Azienda familiare: la “rifondazione” può farla sopravvivere e sviluppare
Joseph Schumpeter, economista di rilievo del secolo scorso, coniò l’espressione “distruzione creatrice” per indicare il processo evolutivo dell’economia capitalistica, nella quale le innovazioni tecnologiche e quelle gestionali trasformano il ciclo produttivo, alterando l’equilibrio dei mercati ed eliminando le imprese incapaci d’innovare.
La realtà verificata di tale fenomeno implica che le aziende hanno una speranza di vita limitata: per prolungarne l’esistenza è indispensabile che si adatti la capacità imprenditoriale all’evoluzione dei mercati.
Le nuove generazioni che “rigenerano” le aziende di famiglia, che adattano i prodotti alle modificate esigenze dei mercati, che ampliano i propri target andando all’estero, che diversificano l’ambito di attività, possono opporsi con speranza di successo alle dinamiche della “distruzione creatrice”.
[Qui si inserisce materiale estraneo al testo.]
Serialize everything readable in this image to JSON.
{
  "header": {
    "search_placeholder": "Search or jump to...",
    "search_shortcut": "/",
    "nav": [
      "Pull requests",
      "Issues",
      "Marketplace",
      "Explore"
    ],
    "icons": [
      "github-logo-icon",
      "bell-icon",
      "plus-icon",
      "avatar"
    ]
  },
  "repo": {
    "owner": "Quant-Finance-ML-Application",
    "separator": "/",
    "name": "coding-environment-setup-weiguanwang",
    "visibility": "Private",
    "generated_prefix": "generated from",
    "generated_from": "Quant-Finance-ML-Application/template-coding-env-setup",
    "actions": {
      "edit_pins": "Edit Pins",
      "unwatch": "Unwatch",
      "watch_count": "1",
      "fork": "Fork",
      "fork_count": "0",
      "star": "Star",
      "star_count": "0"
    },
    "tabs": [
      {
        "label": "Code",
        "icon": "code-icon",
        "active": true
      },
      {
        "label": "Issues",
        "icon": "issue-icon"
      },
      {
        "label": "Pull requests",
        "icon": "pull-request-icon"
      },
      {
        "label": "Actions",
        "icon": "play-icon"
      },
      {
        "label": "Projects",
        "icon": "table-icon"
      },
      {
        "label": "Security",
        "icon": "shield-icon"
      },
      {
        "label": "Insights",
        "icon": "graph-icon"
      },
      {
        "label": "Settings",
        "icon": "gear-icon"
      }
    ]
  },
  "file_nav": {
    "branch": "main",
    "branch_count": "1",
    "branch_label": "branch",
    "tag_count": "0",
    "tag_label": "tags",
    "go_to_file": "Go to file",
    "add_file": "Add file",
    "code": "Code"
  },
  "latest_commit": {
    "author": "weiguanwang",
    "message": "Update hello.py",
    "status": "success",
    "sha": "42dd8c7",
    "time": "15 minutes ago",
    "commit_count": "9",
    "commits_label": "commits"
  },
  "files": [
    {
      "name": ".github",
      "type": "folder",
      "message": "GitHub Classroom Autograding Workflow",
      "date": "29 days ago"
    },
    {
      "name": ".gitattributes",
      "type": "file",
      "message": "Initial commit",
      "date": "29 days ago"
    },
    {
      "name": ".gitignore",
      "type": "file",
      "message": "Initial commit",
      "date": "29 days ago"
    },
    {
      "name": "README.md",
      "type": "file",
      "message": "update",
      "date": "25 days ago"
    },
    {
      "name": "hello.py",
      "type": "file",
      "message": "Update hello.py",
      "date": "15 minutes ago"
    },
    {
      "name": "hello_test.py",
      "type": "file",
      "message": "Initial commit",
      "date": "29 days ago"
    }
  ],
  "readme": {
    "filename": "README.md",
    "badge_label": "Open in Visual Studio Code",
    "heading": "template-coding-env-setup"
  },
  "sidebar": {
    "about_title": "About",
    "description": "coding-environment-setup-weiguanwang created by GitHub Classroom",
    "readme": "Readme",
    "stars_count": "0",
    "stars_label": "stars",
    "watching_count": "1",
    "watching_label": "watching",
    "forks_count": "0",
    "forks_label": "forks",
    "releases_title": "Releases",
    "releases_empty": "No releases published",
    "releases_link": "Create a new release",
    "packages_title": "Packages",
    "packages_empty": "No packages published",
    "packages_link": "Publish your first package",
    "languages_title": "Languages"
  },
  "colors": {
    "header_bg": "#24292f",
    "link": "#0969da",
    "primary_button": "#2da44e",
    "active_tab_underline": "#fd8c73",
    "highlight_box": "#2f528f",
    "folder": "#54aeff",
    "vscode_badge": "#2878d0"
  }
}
L’evoluzione porta spesso a dover diversificare i propri prodotti e servizi rispetto all’attività originaria dei fondatori; proprio lo sforzo di diversificazione è il banco di prova più impegnativo per le nuove generazioni: devono dimostrare di poter beneficiare dell’essenza imprenditoriale della propria famiglia per avere successo anche in settori diversi da quelli originari.
Le famiglie imprenditoriali possono durare a lungo, ma sono obbligate a generare nuovi imprenditori in ogni generazione.